Die erste Kündigung vom 27.03.2020 war im Ergebnis unwirksam. Allerdings durften die Betriebsparteien die Rentennähe der Mitarbeiterin bei der Sozialauswahl bezogen auf das Kriterium „Lebensalter“ berücksichtigen. Sinn und Zweck der sozialen Auswahl ist es, unter Berücksichtigung der im Gesetz genannten Auswahlkriterien gegenüber demjenigen Arbeitnehmer eine Kündigung zu erklären, der sozial am wenigsten schutzbedürftig ist. Das Auswahlkriterium „Lebensalter“ ist dabei ambivalent. Zwar nimmt die soziale Schutzbedürftigkeit zunächst mit steigendem Lebensalter zu, weil lebensältere Arbeitnehmer nach wie vor typischerweise schlechtere Vermittlungschancen auf dem Arbeitsmarkt haben. Sie fällt aber wieder ab, wenn der Arbeitnehmer entweder spätestens innerhalb von zwei Jahren nach dem Ende des Arbeitsverhältnisses über ein Ersatzeinkommen in Form einer abschlagsfreien Rente wegen Alters – mit Ausnahme der Altersrente für schwerbehinderte Menschen (§§ 37, 236a SGB VI) – verfügen kann oder über ein solches bereits verfügt, weil er eine abschlagsfreie Rente wegen Alters bezieht.

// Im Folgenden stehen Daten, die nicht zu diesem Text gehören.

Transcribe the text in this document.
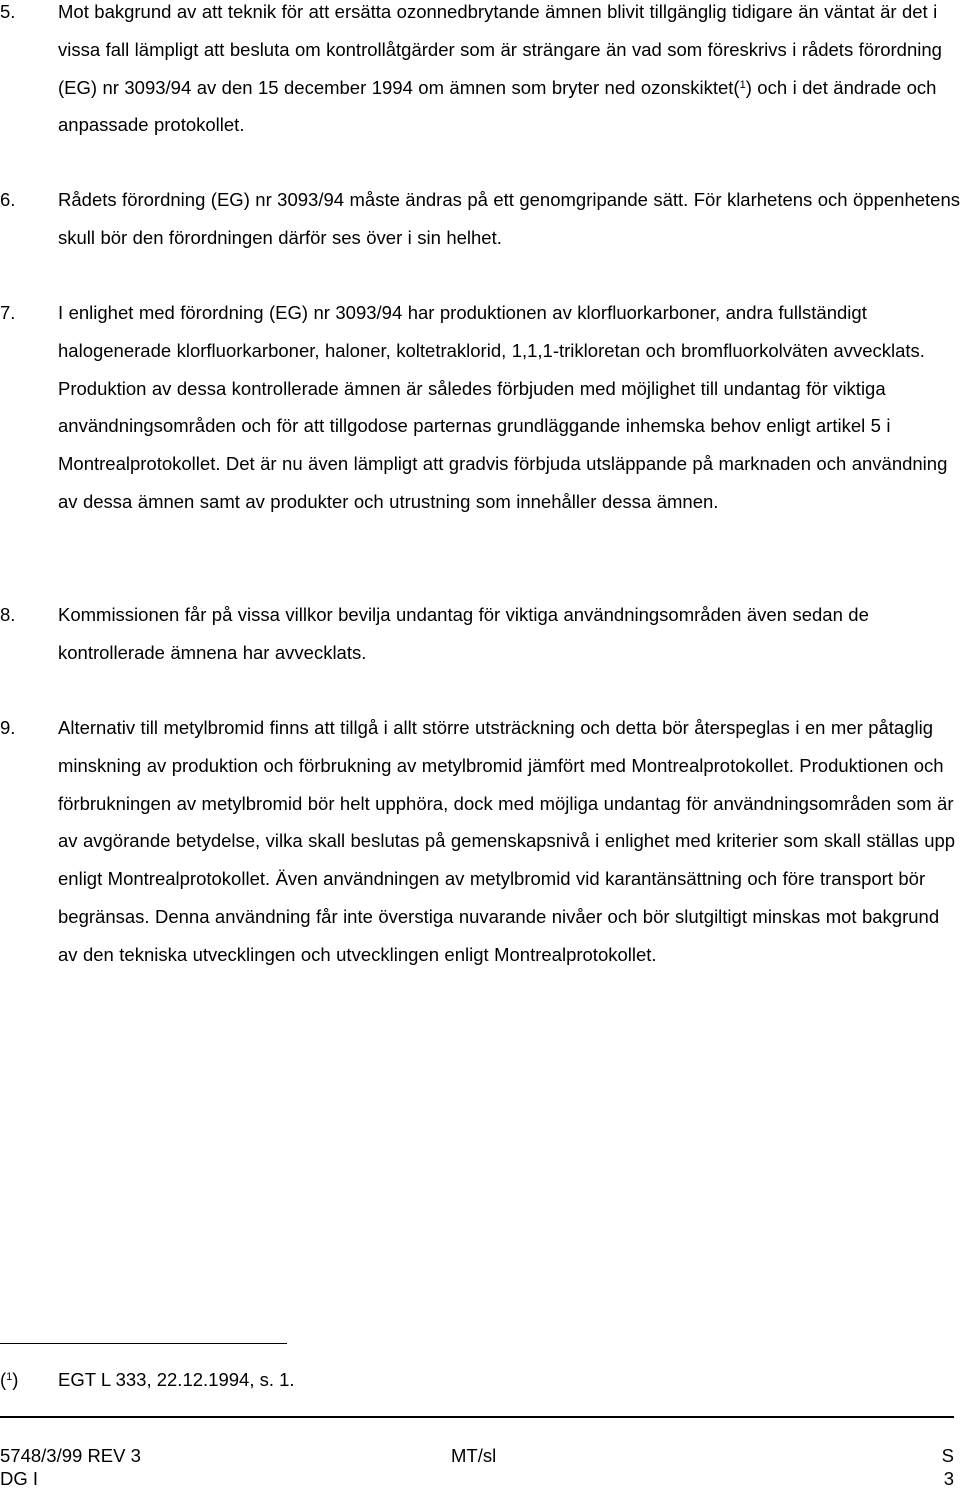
5. Mot bakgrund av att teknik för att ersätta ozonnedbrytande ämnen blivit tillgänglig tidigare än väntat är det i vissa fall lämpligt att besluta om kontrollåtgärder som är strängare än vad som föreskrivs i rådets förordning (EG) nr 3093/94 av den 15 december 1994 om ämnen som bryter ned ozonskiktet($^1$) och i det ändrade och anpassade protokollet.
6. Rådets förordning (EG) nr 3093/94 måste ändras på ett genomgripande sätt. För klarhetens och öppenhetens skull bör den förordningen därför ses över i sin helhet.
7. I enlighet med förordning (EG) nr 3093/94 har produktionen av klorfluorkarboner, andra fullständigt halogenerade klorfluorkarboner, haloner, koltetraklorid, 1,1,1-trikloretan och bromfluorkolväten avvecklats. Produktion av dessa kontrollerade ämnen är således förbjuden med möjlighet till undantag för viktiga användningsområden och för att tillgodose parternas grundläggande inhemska behov enligt artikel 5 i Montrealprotokollet. Det är nu även lämpligt att gradvis förbjuda utsläppande på marknaden och användning av dessa ämnen samt av produkter och utrustning som innehåller dessa ämnen.
8. Kommissionen får på vissa villkor bevilja undantag för viktiga användningsområden även sedan de kontrollerade ämnena har avvecklats.
9. Alternativ till metylbromid finns att tillgå i allt större utsträckning och detta bör återspeglas i en mer påtaglig minskning av produktion och förbrukning av metylbromid jämfört med Montrealprotokollet. Produktionen och förbrukningen av metylbromid bör helt upphöra, dock med möjliga undantag för användningsområden som är av avgörande betydelse, vilka skall beslutas på gemenskapsnivå i enlighet med kriterier som skall ställas upp enligt Montrealprotokollet. Även användningen av metylbromid vid karantänsättning och före transport bör begränsas. Denna användning får inte överstiga nuvarande nivåer och bör slutgiltigt minskas mot bakgrund av den tekniska utvecklingen och utvecklingen enligt Montrealprotokollet.
($^1$) EGT L 333, 22.12.1994, s. 1.
5748/3/99 REV 3	MT/sl	S
DG I	3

Diese Umstände können der Arbeitgeber bzw. die Betriebsparteien bei dem Auswahlkriterium „Lebensalter“ zum Nachteil des Arbeitnehmers berücksichtigen. Insoweit billigen ihnen § 1 Abs. 3 KSchG, § 125 Abs. 1 Satz 1 Nr. 2 InsO einen Wertungsspielraum zu. Die streitbefangene Kündigung vom 27.03.2020 war im Ergebnis dennoch unwirksam, weil die Auswahl der Mitarbeiterin im vorliegenden Fall allein wegen ihrer Rentennähe unter Außerachtlassung der anderen Auswahlkriterien „Betriebszugehörigkeit“ und „Unterhaltspflichten“ erfolgte und deswegen grob fehlerhaft war.

Im Hinblick auf die vorsorgliche Kündigung vom 29.06.2020 hatte die Revision des Insolvenzverwalters demgegenüber Erfolg. Diese Kündigung war wirksam und hat tedas Arbeitsverhältnis der Parteien mit Ablauf des 30.09.2020 aufgelöst.